Dampak untuk game besar PlayStation
Arah kebijakan tersebut juga sejalan dengan laporan yang sebelumnya muncul dari Bloomberg. Jason Schreier pada Maret melaporkan bahwa judul besar seperti Ghost of Yotei dan Saros akan dibatasi untuk konsol PlayStation.
Dengan pola seperti itu, pemain yang ingin menikmati dua game tersebut disebut harus memiliki PS5 atau PS5 Pro. Hal ini memperkuat dugaan bahwa Sony masih mengandalkan eksklusivitas untuk menjaga daya tarik perangkat kerasnya.
Game single-player sinematik dan berbasis cerita tampaknya diperlakukan sebagai aset premium. Nilai itu digunakan untuk memperkuat posisi konsol PlayStation di tengah persaingan pasar game.
PC masih punya ruang, tetapi di jalur yang berbeda
Meski kabar ini mengecewakan sebagian pemain PC, jalur untuk game multiplayer masih terbuka. Judul seperti Marathon dan Helldivers disebut masuk ke kategori yang aman dari kebijakan eksklusivitas ketat itu.
Game-game semacam itu diperkirakan tetap hadir di PC bersamaan dengan versi konsol, sesuai rencana awal. Karena itu, PC belum keluar dari peta distribusi PlayStation, hanya saja perannya kini lebih terarah.
Dari sisi bisnis, pembagian ini menunjukkan bahwa Sony menempatkan tiap jenis game pada fungsi yang berbeda. Game cerita dipakai untuk menguatkan penjualan konsol, sedangkan game multiplayer diposisikan untuk menjangkau audiens yang lebih luas.
Bagi pemain, sinyalnya makin jelas
Untuk pengguna PC, kebijakan ini memberi batas yang lebih tegas soal game PlayStation mana yang masih berpeluang hadir. Harapan terhadap port PC untuk game single-player besar tampaknya perlu diturunkan bila arah ini benar-benar diterapkan tanpa perubahan.
Di sisi lain, pemain yang lebih tertarik pada game kooperatif atau kompetitif masih memiliki alasan untuk mengikuti rilis PlayStation. Lini live service justru tetap menjadi ruang yang terbuka untuk ekspansi lintas platform.

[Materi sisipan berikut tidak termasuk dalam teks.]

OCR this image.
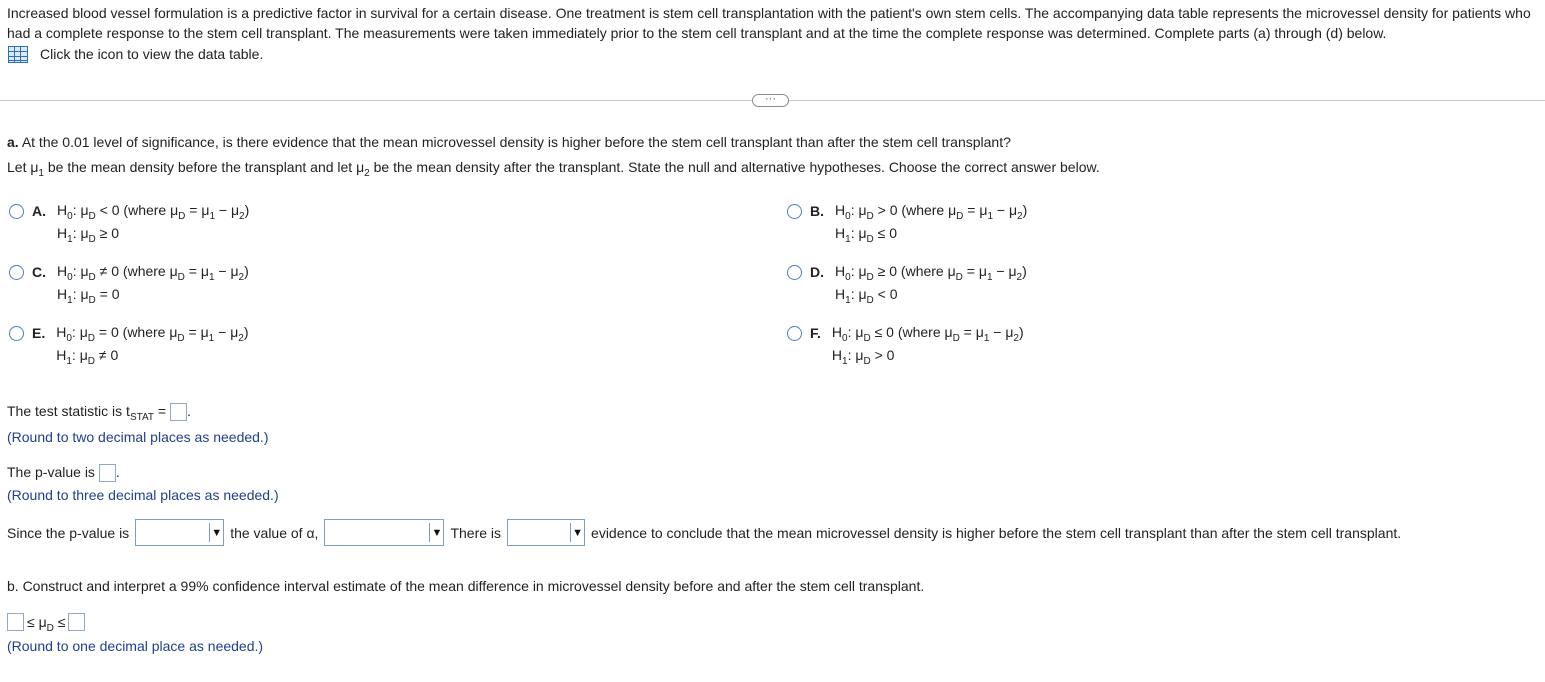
Increased blood vessel formulation is a predictive factor in survival for a certain disease. One treatment is stem cell transplantation with the patient's own stem cells. The accompanying data table represents the microvessel density for patients who had a complete response to the stem cell transplant. The measurements were taken immediately prior to the stem cell transplant and at the time the complete response was determined. Complete parts (a) through (d) below.
Click the icon to view the data table.
···
a. At the 0.01 level of significance, is there evidence that the mean microvessel density is higher before the stem cell transplant than after the stem cell transplant?
Let $\mu_1$ be the mean density before the transplant and let $\mu_2$ be the mean density after the transplant. State the null and alternative hypotheses. Choose the correct answer below.
A. $H_0$: $\mu_D < 0$ (where $\mu_D = \mu_1 - \mu_2$)
$H_1$: $\mu_D \ge 0$
B. $H_0$: $\mu_D > 0$ (where $\mu_D = \mu_1 - \mu_2$)
$H_1$: $\mu_D \le 0$
C. $H_0$: $\mu_D \ne 0$ (where $\mu_D = \mu_1 - \mu_2$)
$H_1$: $\mu_D = 0$
D. $H_0$: $\mu_D \ge 0$ (where $\mu_D = \mu_1 - \mu_2$)
$H_1$: $\mu_D < 0$
E. $H_0$: $\mu_D = 0$ (where $\mu_D = \mu_1 - \mu_2$)
$H_1$: $\mu_D \ne 0$
F. $H_0$: $\mu_D \le 0$ (where $\mu_D = \mu_1 - \mu_2$)
$H_1$: $\mu_D > 0$
The test statistic is $t_{STAT}$ = .
(Round to two decimal places as needed.)
The p-value is .
(Round to three decimal places as needed.)
Since the p-value is	▼ the value of α,	▼ There is	▼ evidence to conclude that the mean microvessel density is higher before the stem cell transplant than after the stem cell transplant.
b. Construct and interpret a 99% confidence interval estimate of the mean difference in microvessel density before and after the stem cell transplant.
≤ $\mu_D$ ≤
(Round to one decimal place as needed.)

Arah itu juga menjawab sebagian rumor tentang masa depan game eksklusif PlayStation. Sony tampaknya masih melihat eksklusivitas sebagai bagian penting dari identitas konsolnya, terutama untuk game blockbuster single-player yang selama ini menjadi pembeda utama.
Dalam laporan yang sama, strategi ini disebut berjalan beriringan dengan langkah perusahaan yang juga mencakup kenaikan biaya langganan PS Plus. Itu menunjukkan Sony sedang menata ulang cara memaksimalkan nilai dari konsol, layanan berlangganan, dan game multiplayer secara bersamaan.